One problem is dealing with desugarings. Example:

fn test<T> where [u8 {
    let mut n = 0;
    for i in 0..std::mem::size_of::<T>() {
        n += 1;
    }
    n
}], {
    let _ = [0; {
        let mut n = 0;
        let mut __iter = (0..std::mem::size_of::<T>()).into_iter();
        while let Some(i) in __iter.next() {
            n += 1;
        }
        n
    }];
}

I do not think that the const in the where clause should imply the const in function body here. Proving equality here is impossible in the general case and any non general solution puts a stability requirement on how exactly for-loops are implemented.

I therefore think we should only allow basic arithmetic, arbitrary function calls, and generic constants.

This restriction is probably fairly close to simply walking the MIR and erroring when encountering a terminator other than Goto, Return, Call or Assert.

Examples of what's allowed under this proposal: 4 + N, N * 2, N.saturating_sub(1) + 10, std::mem::size_of::<T>(), T::ASSOC + 10 and foo::<T>() + bar::<T, N>() - 3.

We would forbid things like if N > 0 { 100 / N } else { 10 } and the expression used in the above example for now (and recommend wrapping them inside of a const fn instead). If expressions like this end up being fine after we implemented this, it should always be possible to allow them later.

We do not yet add a special syntax for const wf bounds for now. If required, we could use something like where (1 + N) in the future.


Implementation

We already have a PredicateKind::ConstEvaluatable for every anonymous constant during typeck at the moment. Instead of having to prove this predicate for every anon const, consts in where bounds and function signatures get added to the caller_bounds of the relevant ParamEnv instead.

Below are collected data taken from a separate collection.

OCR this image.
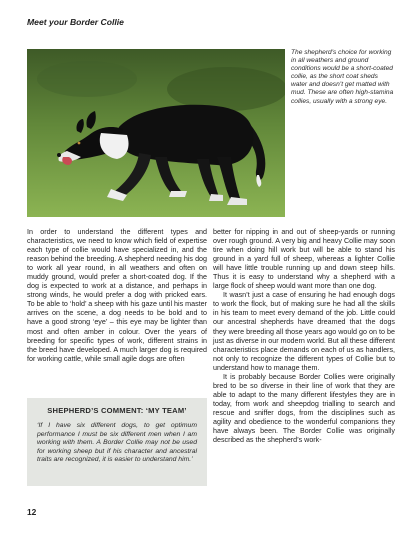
Meet your Border Collie
The shepherd’s choice for working in all weathers and ground conditions would be a short-coated collie, as the short coat sheds water and doesn’t get matted with mud. These are often high-stamina collies, usually with a strong eye.

In order to understand the different types and characteristics, we need to know which field of expertise each type of collie would have specialized in, and the reason behind the breeding. A shepherd needing his dog to work all year round, in all weathers and often on muddy ground, would prefer a short-coated dog. If the dog is expected to work at a distance, and perhaps in strong winds, he would prefer a dog with pricked ears. To be able to ‘hold’ a sheep with his gaze until his master arrives on the scene, a dog needs to be bold and to have a good strong ‘eye’ – this eye may be lighter than most and often amber in colour. Over the years of breeding for specific types of work, different strains in the breed have developed. A much larger dog is required for working cattle, while small agile dogs are often

SHEPHERD’S COMMENT: ‘MY TEAM’
‘If I have six different dogs, to get optimum performance I must be six different men when I am working with them. A Border Collie may not be used for working sheep but if his character and ancestral traits are recognized, it is easier to understand him.’

better for nipping in and out of sheep-yards or running over rough ground. A very big and heavy Collie may soon tire when doing hill work but will be able to stand his ground in a yard full of sheep, whereas a lighter Collie will have little trouble running up and down steep hills. Thus it is easy to understand why a shepherd with a large flock of sheep would want more than one dog.

It wasn’t just a case of ensuring he had enough dogs to work the flock, but of making sure he had all the skills in his team to meet every demand of the job. Little could our ancestral shepherds have dreamed that the dogs they were breeding all those years ago would go on to be just as diverse in our modern world. But all these different characteristics place demands on each of us as handlers, not only to recognize the different types of Collie but to understand how to manage them.

It is probably because Border Collies were originally bred to be so diverse in their line of work that they are able to adapt to the many different lifestyles they are in today, from work and sheepdog trialling to search and rescue and sniffer dogs, from the disciplines such as agility and obedience to the wonderful companions they have always been. The Border Collie was originally described as the shepherd’s work-

12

If we now want to check PredicateKind::ConstEvaluatable for a const inside of the function, we first check if it depends on any generic parameter (probably using something similar to #74595). If so, we search for an equal const in the ParamEnv.

To implement this comparision we will convert MIR (mir_const or mir_validated, so optimizations don't affect this) to an abstract term tree and then relate that term tree with the term trees of all PredicateKind::ConstEvaluatable in the param_env.

The conversion from MIR to an abstract term tree would be a query akin to query anon_to_abstract(DefId) -> Option<AbstractConst>.